Gradient Boosting classifier with the following parameters was used to train the final model:

Hyper parameters
  • n_estimators = 150
  • max_depth = 5
  • max_features = log2
  • learning_rate = 0.1
Size of training dataset 63944, balanced samples
Vocab Size 10000
Embeddings dimension 50

Statistics for Gradient Boosting model after five-fold cross validation on the balanced training dataset[edit]

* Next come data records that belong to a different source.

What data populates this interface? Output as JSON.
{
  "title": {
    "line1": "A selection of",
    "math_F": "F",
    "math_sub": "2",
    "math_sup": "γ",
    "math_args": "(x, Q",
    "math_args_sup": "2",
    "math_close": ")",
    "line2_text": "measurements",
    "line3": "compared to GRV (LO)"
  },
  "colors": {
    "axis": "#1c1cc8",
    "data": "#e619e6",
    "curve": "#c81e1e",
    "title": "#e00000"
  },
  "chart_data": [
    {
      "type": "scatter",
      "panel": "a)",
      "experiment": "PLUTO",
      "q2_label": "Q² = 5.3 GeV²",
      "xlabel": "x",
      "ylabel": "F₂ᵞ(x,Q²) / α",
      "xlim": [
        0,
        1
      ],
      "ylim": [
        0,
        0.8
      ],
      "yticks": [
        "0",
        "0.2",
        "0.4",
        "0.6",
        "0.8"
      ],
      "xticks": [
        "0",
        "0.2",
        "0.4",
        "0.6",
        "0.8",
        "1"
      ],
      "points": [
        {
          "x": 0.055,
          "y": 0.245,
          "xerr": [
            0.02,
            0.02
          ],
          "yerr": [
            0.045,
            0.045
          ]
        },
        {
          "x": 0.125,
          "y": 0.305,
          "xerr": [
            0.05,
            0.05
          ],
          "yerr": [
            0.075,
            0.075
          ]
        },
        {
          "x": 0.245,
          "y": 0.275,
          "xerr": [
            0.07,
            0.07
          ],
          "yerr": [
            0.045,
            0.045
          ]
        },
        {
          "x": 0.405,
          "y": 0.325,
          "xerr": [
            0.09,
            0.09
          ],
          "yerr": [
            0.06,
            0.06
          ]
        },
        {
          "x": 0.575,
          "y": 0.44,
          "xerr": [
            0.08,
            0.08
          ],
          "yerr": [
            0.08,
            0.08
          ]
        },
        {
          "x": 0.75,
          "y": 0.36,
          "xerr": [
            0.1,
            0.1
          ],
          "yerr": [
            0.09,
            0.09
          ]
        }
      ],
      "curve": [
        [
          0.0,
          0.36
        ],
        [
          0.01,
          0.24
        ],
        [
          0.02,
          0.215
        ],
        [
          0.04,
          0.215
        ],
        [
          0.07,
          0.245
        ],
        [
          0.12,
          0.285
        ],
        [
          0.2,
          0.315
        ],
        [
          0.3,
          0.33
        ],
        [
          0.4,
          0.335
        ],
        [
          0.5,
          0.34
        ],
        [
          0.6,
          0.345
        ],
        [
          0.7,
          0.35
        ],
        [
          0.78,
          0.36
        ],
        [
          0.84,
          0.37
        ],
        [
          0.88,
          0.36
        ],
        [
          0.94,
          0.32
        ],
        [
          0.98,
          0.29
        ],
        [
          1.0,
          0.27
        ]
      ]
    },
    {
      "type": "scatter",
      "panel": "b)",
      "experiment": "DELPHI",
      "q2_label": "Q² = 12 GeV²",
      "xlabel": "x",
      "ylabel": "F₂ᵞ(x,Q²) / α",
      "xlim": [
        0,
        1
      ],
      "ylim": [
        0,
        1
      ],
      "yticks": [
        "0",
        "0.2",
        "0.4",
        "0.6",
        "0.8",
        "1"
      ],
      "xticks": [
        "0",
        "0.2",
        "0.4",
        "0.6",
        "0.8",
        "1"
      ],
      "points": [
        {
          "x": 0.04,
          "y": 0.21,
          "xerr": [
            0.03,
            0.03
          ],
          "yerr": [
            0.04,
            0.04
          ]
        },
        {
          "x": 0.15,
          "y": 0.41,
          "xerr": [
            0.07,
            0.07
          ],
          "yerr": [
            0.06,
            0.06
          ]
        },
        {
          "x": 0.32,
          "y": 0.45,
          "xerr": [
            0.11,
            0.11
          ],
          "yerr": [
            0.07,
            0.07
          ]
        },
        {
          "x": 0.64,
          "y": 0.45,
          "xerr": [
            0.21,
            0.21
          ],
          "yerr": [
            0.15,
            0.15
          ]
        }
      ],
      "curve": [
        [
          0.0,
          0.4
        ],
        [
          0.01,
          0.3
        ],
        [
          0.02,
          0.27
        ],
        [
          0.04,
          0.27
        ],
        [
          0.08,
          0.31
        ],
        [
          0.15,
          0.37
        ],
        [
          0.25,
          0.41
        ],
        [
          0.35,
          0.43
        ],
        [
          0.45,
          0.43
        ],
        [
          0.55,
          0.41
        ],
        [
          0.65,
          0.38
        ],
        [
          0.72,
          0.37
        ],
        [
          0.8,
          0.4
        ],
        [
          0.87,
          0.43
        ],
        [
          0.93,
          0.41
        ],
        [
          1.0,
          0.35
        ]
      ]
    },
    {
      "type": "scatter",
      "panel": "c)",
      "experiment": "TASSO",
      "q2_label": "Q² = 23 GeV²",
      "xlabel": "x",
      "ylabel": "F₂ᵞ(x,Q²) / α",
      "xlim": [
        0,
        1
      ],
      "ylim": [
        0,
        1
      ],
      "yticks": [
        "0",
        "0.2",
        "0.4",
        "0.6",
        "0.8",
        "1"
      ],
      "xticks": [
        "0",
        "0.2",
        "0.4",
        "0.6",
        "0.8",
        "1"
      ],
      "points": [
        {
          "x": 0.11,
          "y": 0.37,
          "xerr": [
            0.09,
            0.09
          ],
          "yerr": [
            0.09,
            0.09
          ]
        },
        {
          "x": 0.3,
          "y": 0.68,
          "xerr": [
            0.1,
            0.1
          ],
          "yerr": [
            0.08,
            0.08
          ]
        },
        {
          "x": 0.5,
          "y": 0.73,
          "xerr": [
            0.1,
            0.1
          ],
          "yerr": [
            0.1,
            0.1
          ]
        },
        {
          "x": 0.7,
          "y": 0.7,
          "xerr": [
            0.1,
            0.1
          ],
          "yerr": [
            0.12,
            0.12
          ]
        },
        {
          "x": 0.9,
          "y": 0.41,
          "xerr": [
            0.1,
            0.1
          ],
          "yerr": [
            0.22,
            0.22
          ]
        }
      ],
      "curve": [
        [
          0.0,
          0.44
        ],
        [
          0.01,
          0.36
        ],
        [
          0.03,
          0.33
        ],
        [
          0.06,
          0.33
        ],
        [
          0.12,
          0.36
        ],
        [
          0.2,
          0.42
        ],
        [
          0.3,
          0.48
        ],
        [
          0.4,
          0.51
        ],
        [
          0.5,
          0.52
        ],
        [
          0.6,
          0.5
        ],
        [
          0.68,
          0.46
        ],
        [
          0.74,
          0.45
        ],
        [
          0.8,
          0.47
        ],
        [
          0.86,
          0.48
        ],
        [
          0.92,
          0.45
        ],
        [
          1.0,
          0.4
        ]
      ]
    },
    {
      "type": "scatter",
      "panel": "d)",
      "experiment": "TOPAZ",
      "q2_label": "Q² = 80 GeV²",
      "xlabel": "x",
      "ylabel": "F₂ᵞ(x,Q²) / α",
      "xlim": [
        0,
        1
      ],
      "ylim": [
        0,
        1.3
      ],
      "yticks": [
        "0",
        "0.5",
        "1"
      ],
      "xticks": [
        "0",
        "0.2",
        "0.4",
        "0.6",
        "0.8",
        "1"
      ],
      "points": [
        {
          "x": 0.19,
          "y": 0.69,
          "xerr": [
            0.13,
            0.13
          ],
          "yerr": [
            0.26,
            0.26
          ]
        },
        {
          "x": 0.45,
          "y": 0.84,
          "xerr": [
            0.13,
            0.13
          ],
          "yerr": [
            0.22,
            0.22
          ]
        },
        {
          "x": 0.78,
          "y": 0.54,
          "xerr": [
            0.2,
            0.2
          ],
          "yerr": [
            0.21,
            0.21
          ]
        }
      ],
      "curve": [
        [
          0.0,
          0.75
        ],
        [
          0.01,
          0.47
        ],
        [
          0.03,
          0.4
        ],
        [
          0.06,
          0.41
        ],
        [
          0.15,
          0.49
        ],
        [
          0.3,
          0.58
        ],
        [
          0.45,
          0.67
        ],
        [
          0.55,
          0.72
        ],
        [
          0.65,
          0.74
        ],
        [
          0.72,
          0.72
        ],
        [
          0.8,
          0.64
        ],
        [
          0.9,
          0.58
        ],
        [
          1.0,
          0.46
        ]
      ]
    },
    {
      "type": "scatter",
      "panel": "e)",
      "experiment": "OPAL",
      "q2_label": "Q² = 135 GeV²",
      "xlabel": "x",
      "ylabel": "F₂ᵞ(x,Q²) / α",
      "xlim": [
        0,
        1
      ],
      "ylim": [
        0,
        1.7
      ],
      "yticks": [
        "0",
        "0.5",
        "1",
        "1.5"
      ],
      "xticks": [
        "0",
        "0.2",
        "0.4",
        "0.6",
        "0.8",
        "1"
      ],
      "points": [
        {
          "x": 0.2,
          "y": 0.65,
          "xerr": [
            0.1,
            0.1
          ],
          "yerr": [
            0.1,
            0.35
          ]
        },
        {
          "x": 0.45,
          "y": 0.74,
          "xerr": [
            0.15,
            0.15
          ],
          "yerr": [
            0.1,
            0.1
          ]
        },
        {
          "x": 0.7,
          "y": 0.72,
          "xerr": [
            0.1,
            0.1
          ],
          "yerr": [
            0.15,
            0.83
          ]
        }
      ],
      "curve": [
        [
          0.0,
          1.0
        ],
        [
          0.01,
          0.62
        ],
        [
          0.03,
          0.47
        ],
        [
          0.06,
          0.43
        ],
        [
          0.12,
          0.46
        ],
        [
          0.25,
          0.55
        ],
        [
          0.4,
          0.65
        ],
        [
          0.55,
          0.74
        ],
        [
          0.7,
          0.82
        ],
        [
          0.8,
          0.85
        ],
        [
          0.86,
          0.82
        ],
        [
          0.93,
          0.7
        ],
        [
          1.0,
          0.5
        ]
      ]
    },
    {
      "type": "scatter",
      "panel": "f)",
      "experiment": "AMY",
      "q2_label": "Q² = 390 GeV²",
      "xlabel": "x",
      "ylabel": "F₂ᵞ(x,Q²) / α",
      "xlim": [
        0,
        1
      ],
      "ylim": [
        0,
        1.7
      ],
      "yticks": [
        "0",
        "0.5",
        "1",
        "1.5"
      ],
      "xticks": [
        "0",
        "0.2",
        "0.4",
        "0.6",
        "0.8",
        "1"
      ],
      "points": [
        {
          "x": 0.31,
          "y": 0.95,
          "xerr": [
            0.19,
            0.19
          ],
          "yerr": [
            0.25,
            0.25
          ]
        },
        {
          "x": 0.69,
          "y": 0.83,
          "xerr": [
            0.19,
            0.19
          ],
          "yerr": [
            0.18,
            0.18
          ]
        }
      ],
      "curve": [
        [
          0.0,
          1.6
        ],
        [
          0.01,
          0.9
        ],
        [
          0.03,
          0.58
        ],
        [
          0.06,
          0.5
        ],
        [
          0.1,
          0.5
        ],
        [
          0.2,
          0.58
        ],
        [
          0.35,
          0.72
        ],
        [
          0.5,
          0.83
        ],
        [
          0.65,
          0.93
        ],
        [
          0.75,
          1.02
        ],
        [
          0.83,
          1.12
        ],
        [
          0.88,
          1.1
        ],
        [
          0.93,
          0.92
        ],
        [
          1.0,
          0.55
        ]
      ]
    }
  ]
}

Overall performance (scaled by population rates):

recall (micro=0.719, macro=0.621)
precision (micro=0.7, macro=0.554)
f1 (micro=0.703, macro=0.571)
accuracy (micro=0.978, macro=0.99)
roc_auc (micro=0.956, macro=0.951)
pr_auc (micro=0.721, macro=0.543)

Label wise statistics (scaled by population rates):

Statistics for Gradient Boosting model on an imbalanced testing dataset[edit]

Overall performance:

recall (micro=0.789, macro=0.674)
precision (micro=0.805, macro=0.7)
f1 (micro=0.792, macro=0.679)
accuracy (micro=0.964, macro=0.984)
roc_auc (micro=0.966, macro=0.962)
pr_auc (micro=0.828, macro=0.664)

Label wise statistics:

Although the statistics obtained from the balanced dataset doesn't look very good, the imbalanced dataset is a closer representation of the distribution of the actual data. The performance of the model on imbalanced data is considerably better and was taken into account while judging the performance of the model that will finally be used in production.